Multimode residual monitoring of particle concentration in flue gas from Fluid Catalytic Cracking regenerator

Abstract

The reactor-regenerator system Fluid Catalytic Cracking (FCC) highly relies on stable catalyst cycling. However, the FCC unit usually operates in multiple modes to accommodate feedstock properties, catalyst characteristics, and variations in operating parameters. Multiple operating modes exhibit different flow and separation performances within the unit, resulting in different statistical characteristics of the particle size distribution and the amount of catalyst loss under normal conditions. It brings significant challenges for process monitoring methods to accurately predict catalyst loss for multiple modes and to enhance distinguishability between transition and anomaly modes due to complex non-stationary characteristics. In this work, a Multimode Fusion Residual monitoring model using the Long Short-Term Memory encoder–decoder (MFR-LSTM) is proposed to analyze the catalyst loss in a 2.8 million t/a FCC unit.
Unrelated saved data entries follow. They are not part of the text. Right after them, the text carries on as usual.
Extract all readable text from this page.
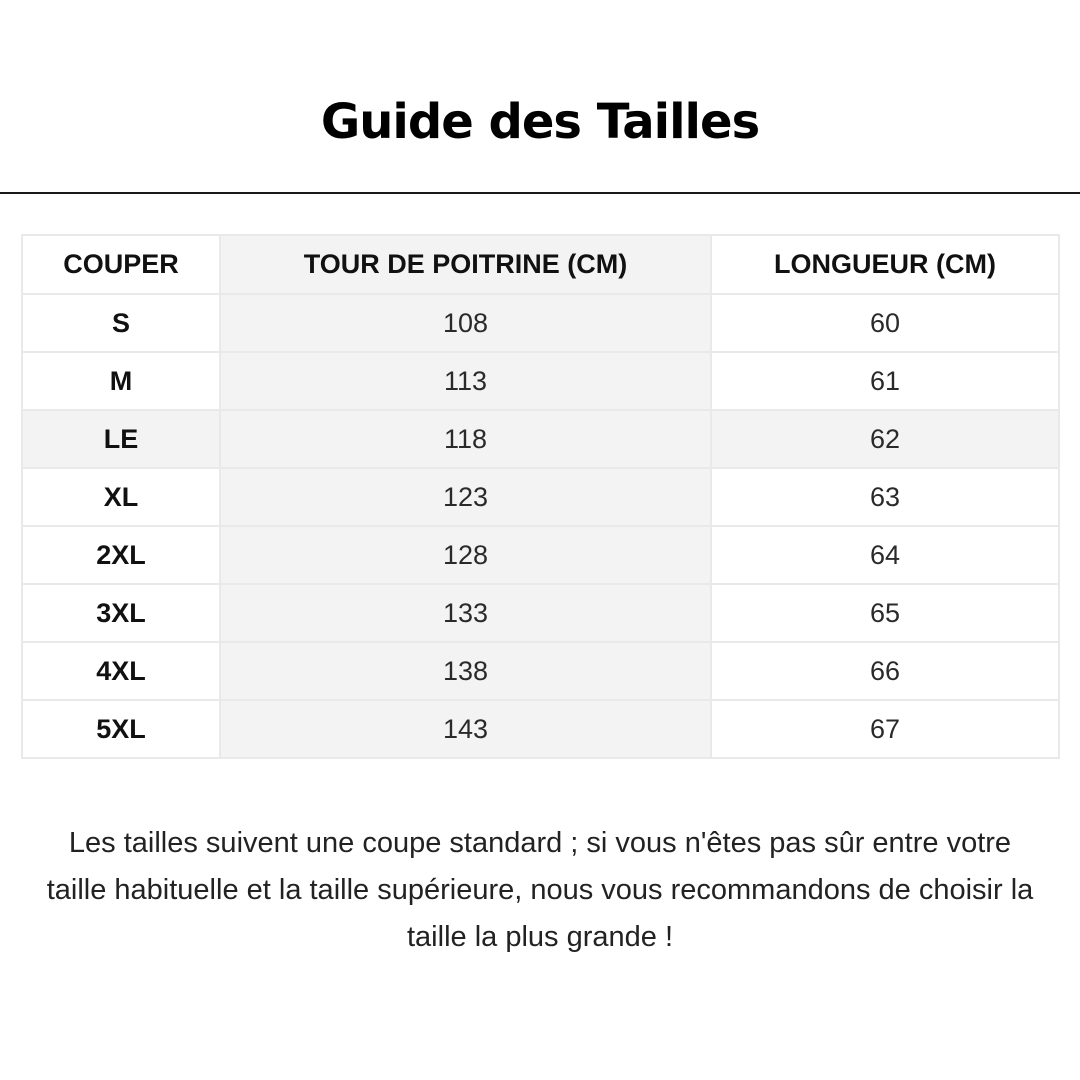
Guide des Tailles
COUPER	TOUR DE POITRINE (CM)	LONGUEUR (CM)
S	108	60
M	113	61
LE	118	62
XL	123	63
2XL	128	64
3XL	133	65
4XL	138	66
5XL	143	67

Les tailles suivent une coupe standard ; si vous n'êtes pas sûr entre votre taille habituelle et la taille supérieure, nous vous recommandons de choisir la taille la plus grande !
The MFR-LSTM integrates a multimode prediction module and an adaptive attention module to extract mode-specific characteristics and temporal dependencies across modes to approximate the first principles of physical/chemical relationships among different features under normal catalyst loss status. In addition, it captures the evolution from normal to fault conditions by monitoring residual variations with an adaptive threshold. Results show that the MFR-LSTM model outperforms the single model in both the stable and transition modes, with an improvement in the Root Mean Square Error (RMSE) of approximately 20% and 15%, respectively, demonstrating acceptable stability performance. Furthermore, the generalization performance of the model is confirmed with multiple particle size distribution in different modes.